Federal guidelines say surgery candidates must be morbidly obese with a body mass index over 40, or a BMI over 35 plus a weight-related medical problem like diabetes or high blood pressure. Insurers use the cutoffs in deciding whether to pay for the procedure.

Yet Dr. Philip Schauer of the Cleveland Clinic is among those pushing the BMI envelope to see if bariatric surgery can make diabetes go away in people who are overweight, but not fat enough (according to the guidelines), for surgery.

He's recruiting 150 overweight and obese Type 2 diabetics with BMIs between 27 and 43 for a study. Some will have surgery and their progress will be compared to those who manage their diabetes with medicine. The goal is to see which group can achieve complete remission.

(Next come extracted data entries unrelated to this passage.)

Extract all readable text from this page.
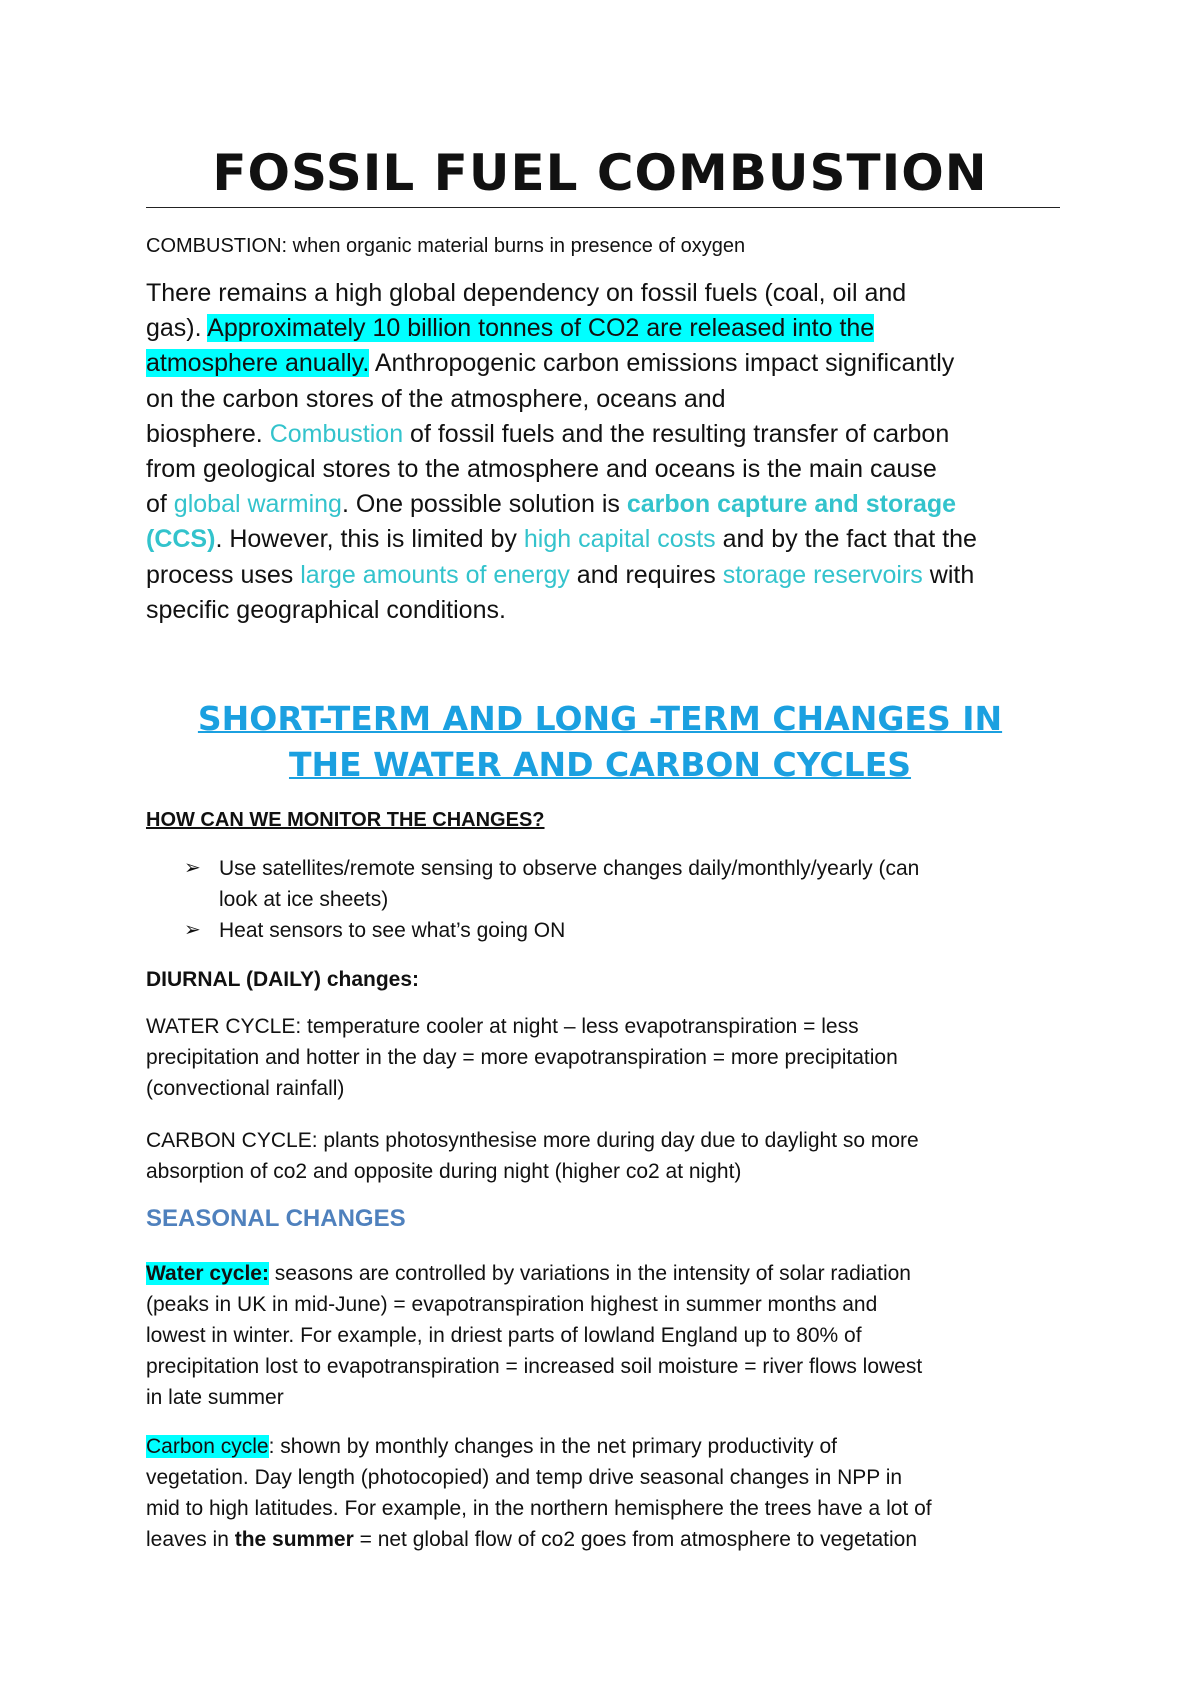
FOSSIL FUEL COMBUSTION

COMBUSTION: when organic material burns in presence of oxygen

There remains a high global dependency on fossil fuels (coal, oil and
gas). Approximately 10 billion tonnes of CO2 are released into the
atmosphere anually. Anthropogenic carbon emissions impact significantly
on the carbon stores of the atmosphere, oceans and
biosphere. Combustion of fossil fuels and the resulting transfer of carbon
from geological stores to the atmosphere and oceans is the main cause
of global warming. One possible solution is carbon capture and storage
(CCS). However, this is limited by high capital costs and by the fact that the
process uses large amounts of energy and requires storage reservoirs with
specific geographical conditions.
SHORT-TERM AND LONG -TERM CHANGES IN
THE WATER AND CARBON CYCLES

HOW CAN WE MONITOR THE CHANGES?

➢ Use satellites/remote sensing to observe changes daily/monthly/yearly (can
look at ice sheets)
➢ Heat sensors to see what’s going ON

DIURNAL (DAILY) changes:

WATER CYCLE: temperature cooler at night – less evapotranspiration = less
precipitation and hotter in the day = more evapotranspiration = more precipitation
(convectional rainfall)
CARBON CYCLE: plants photosynthesise more during day due to daylight so more
absorption of co2 and opposite during night (higher co2 at night)
SEASONAL CHANGES
Water cycle: seasons are controlled by variations in the intensity of solar radiation
(peaks in UK in mid-June) = evapotranspiration highest in summer months and
lowest in winter. For example, in driest parts of lowland England up to 80% of
precipitation lost to evapotranspiration = increased soil moisture = river flows lowest
in late summer
Carbon cycle: shown by monthly changes in the net primary productivity of
vegetation. Day length (photocopied) and temp drive seasonal changes in NPP in
mid to high latitudes. For example, in the northern hemisphere the trees have a lot of
leaves in the summer = net global flow of co2 goes from atmosphere to vegetation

Smaller studies have already hinted that stomach stapling and gastric banding - in which an adjustable ring is placed over the top of the stomach to create a small pouch- may work in diabetics who aren't so fat.

Why does it work at all?

Doctors don't exactly know, but there is some evidence that it may not all be due to weight loss. Diabetes happens when the body can't regulate blood sugar, and some researchers think that the rerouting of the digestive tract after the operation affects the gut hormones involved in blood sugar control.

Still, some experts question whether achieving normal blood sugar justifies it.

Gastric bypass is major surgery - accompanied by all the possible complications. It's also very expensive if you're not officially obese. And after the surgery, patients must make major lifestyle changes.

The American Diabetes Association said there's not enough evidence to generally recommend surgery for diabetics with a BMI lower than 35 outside of an experiment.

On the other hand, diabetes medication is also expensive. According to the American Diabetes Association, patients spend on average $11,744 a year on meds and treatment. And for some, side effects to the meds are awful.

It seems that no matter what, when it comes to being overweight with diabetes, you may have to pick your poison.